Students and their families are interested in outcomes when they review prospective colleges. But often, specific stories resonate more deeply than percentages.
Statistics can be powerful, but it’s stories that bring the data to life. Telling a compelling collegiate story is a challenge now that print publications are in decline, and traditional media outlets are often inadequate.
Blogging is one solution.
How can universities use a network of blogs to communicate its stories in ways that connect with alumni, parents, and prospective students?
Jennifer Fellinger, Vice President of Public Affairs and Marketing at Hope College, came on the Enrollment Growth University podcast to talk about all the reasons institutions should take blogging seriously and about how to move from blogging at a small scale to managing a network of blogs.
The Goal of Higher Ed Blogging
Successful media strategies start with a high level goal. At Hope College, a private, Christian liberal arts college in Holland, MI, the goal emerged from a campus-wide strategic plan that included increasing the college’s stature and reputation.
Jennifer and her team had just established public affairs and marketing as a brand new division in the college. They needed to build the school’s reputation and devise a storytelling strategy. Jennifer decided it was time to shake things up.
She began by reducing the number of alumni magazines and developing a new approach to email. “With this new strategy,” Jennifer said, “we aimed at being more coordinated, more frequent, more segmented in how we were communicating with our prospective students.”
Involving more campus community members became a secondary goal. Hope started with a single blog called Stories of Hope. It focused exclusively on faculty and student stories, but it had no regular, professional writer. Jennifer brought in a freelance writer who could craft the posts.
It wasn’t long before that single blog became an entire network of online storytellers for Hope College.
Search Engine and PR Benefits of Consistent Blogging
“We didn’t do this for better SEO,” Jennifer said, “but it’s an important outcome.”
Blogging lifts the campus’ entire web presence. A blog post creates more index pages filled with fresh content Google loves. Regular updates from a solid network of bloggers attract the search engines’ attention.
Plus, writers can create backlinks in blogs – even back linking to the school’s website pages. Google assumes that the more backlinks a site has, the more useful the site is. As Jennifer says, “If you get those links in your blog post, it’s gonna register with Google.”
Finally, many searchers are looking for “how-to” information, which is the kind of thing that turns up on blog posts more often that websites. Blogs may also be more responsive to searches, increasing clicks, views, and unique readers.
And what about PR benefits?
“Since we’ve had the blogs in place, and since the network has kinda taken off,” Jennifer said, “we have more stories to pitch.”
She’s seen more than improved quantity, however. Her team has also developed a heightened awareness of what’s happening on the Hope College campus, which has created a more integrated and robust approach to media relations.
Tactically, blogging has been a boon to media relations. Since Hope shares its blogs on social media, reporters can see what’s happening right away and jump on a story that interests them.

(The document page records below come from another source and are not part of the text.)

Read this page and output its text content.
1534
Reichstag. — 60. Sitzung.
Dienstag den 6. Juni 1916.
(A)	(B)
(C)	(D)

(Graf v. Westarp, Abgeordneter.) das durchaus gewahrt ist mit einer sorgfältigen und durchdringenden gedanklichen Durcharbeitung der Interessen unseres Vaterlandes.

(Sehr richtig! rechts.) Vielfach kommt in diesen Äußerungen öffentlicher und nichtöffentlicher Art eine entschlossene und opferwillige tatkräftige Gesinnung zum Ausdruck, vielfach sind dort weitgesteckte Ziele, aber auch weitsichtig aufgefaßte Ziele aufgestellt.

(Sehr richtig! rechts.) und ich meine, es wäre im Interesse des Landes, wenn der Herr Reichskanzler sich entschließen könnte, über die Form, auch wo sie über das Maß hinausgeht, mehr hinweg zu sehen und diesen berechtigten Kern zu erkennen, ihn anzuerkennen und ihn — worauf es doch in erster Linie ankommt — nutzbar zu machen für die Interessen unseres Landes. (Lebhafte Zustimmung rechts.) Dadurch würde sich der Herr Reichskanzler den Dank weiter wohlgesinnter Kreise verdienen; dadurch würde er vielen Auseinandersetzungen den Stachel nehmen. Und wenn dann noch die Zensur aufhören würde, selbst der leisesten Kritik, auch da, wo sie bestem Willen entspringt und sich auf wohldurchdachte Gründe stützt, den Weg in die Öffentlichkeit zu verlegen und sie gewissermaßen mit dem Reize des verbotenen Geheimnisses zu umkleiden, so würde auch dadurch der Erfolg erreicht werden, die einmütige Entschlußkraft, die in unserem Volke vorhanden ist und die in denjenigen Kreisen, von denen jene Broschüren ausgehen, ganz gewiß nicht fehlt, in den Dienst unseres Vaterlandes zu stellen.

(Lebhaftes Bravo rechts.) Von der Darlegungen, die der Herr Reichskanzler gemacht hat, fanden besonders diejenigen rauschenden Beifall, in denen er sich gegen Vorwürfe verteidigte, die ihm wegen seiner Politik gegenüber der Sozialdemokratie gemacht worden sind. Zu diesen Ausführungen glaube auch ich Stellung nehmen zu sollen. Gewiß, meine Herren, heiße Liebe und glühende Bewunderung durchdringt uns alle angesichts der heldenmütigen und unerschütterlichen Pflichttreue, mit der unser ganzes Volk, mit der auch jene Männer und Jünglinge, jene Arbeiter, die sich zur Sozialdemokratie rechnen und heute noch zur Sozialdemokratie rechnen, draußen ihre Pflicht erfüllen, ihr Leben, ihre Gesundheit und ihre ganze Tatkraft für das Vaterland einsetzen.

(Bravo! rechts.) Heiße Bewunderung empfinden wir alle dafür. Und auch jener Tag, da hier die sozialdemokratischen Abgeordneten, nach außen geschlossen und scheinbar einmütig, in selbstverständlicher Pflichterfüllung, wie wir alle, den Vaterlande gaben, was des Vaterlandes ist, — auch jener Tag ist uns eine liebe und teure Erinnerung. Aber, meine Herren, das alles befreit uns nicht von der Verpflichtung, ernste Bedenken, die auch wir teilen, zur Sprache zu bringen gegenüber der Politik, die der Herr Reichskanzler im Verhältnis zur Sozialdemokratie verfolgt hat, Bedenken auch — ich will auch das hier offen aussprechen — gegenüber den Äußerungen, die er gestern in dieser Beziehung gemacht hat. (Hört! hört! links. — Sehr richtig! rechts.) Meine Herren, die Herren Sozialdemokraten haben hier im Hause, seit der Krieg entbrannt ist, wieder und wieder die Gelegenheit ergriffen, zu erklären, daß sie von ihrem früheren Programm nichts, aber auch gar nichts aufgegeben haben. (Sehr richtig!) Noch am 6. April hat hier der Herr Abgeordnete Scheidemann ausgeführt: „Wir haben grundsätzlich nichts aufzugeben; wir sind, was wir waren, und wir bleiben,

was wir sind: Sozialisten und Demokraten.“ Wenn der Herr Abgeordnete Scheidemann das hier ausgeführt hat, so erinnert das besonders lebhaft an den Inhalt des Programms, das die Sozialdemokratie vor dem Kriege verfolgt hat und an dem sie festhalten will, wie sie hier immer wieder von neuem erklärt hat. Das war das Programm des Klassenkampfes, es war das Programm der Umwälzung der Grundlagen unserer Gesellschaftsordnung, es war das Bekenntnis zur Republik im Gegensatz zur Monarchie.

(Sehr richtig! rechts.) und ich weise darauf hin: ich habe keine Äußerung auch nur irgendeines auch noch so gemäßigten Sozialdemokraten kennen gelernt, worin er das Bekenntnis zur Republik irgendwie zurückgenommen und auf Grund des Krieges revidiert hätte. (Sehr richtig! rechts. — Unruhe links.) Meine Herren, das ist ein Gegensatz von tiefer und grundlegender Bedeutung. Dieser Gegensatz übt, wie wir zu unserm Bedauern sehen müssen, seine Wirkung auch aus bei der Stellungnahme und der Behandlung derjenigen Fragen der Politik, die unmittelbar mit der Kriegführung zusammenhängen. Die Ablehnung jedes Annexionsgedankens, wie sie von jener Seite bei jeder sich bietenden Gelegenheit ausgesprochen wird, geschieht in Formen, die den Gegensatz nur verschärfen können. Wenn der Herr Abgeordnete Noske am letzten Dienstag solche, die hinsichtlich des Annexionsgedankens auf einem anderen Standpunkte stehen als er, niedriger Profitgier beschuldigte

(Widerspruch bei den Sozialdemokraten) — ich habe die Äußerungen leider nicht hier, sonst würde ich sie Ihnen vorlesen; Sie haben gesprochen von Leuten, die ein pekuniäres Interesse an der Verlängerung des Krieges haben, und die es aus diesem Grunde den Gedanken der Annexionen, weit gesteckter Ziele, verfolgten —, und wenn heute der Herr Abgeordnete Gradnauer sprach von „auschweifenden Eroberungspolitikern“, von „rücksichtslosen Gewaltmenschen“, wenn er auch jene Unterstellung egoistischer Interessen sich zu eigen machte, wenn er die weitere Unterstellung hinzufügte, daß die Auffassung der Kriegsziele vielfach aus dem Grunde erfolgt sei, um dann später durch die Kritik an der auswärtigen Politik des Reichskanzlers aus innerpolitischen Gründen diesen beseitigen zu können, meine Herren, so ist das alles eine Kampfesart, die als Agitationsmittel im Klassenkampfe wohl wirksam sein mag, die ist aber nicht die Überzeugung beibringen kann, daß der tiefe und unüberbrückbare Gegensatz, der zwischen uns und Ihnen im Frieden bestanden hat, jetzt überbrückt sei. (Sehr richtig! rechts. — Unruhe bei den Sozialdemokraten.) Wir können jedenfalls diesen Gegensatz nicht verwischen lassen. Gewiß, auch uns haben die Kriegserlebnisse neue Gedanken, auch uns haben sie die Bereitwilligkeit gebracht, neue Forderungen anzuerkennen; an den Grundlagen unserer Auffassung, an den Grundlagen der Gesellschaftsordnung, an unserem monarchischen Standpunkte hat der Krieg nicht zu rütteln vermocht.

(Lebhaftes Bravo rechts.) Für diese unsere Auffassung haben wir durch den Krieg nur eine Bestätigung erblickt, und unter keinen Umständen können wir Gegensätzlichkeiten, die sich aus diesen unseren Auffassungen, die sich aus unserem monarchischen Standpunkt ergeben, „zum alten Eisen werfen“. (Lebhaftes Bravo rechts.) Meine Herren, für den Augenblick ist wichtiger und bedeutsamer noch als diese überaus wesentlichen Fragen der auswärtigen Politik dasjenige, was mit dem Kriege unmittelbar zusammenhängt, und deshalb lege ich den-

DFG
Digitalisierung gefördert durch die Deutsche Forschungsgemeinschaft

How to Create a Blog Network at Your College or University
Blogging is time-, labor-, and resource-intensive, so it can feel overwhelming. Busy and understaffed departments may resist launching a blog.
Another challenge revolves around expectations. “Faculty,” Jennifer said, “sometimes feel like a blog post needs to be scholarly writing. And I think when people understand it’s more casual…it feels a little more doable”
Sometimes, though, faculty are reluctant to put themselves in the spotlight by writing or appearing on a blog.
Still, as Jennifer says, “Blogs are a great way to showcase the students and the alumni. People are eager to contribute when you ask for ideas for stories.”
Blogging, however requires commitment, consistency, and time to be successful. Departments with flourishing blogs employ several bloggers, including students, and schedule their posts in advance. By creating a content calendar, these departments can mine holidays, news events, or academic cycles for content ideas.
We asked Jennifer for her final words of advice to university’s considering a blog network.
“I’d…say think holistically about the members of the campus community who can be champions,” Jennifer said. “Who are the idea generators? The social media power users? Sometimes they’re not bloggers, but you might have staff members, or students, or faculty members who are just rock stars on social media. If you can get them sharing your content, I think you’re gonna see the needle moving.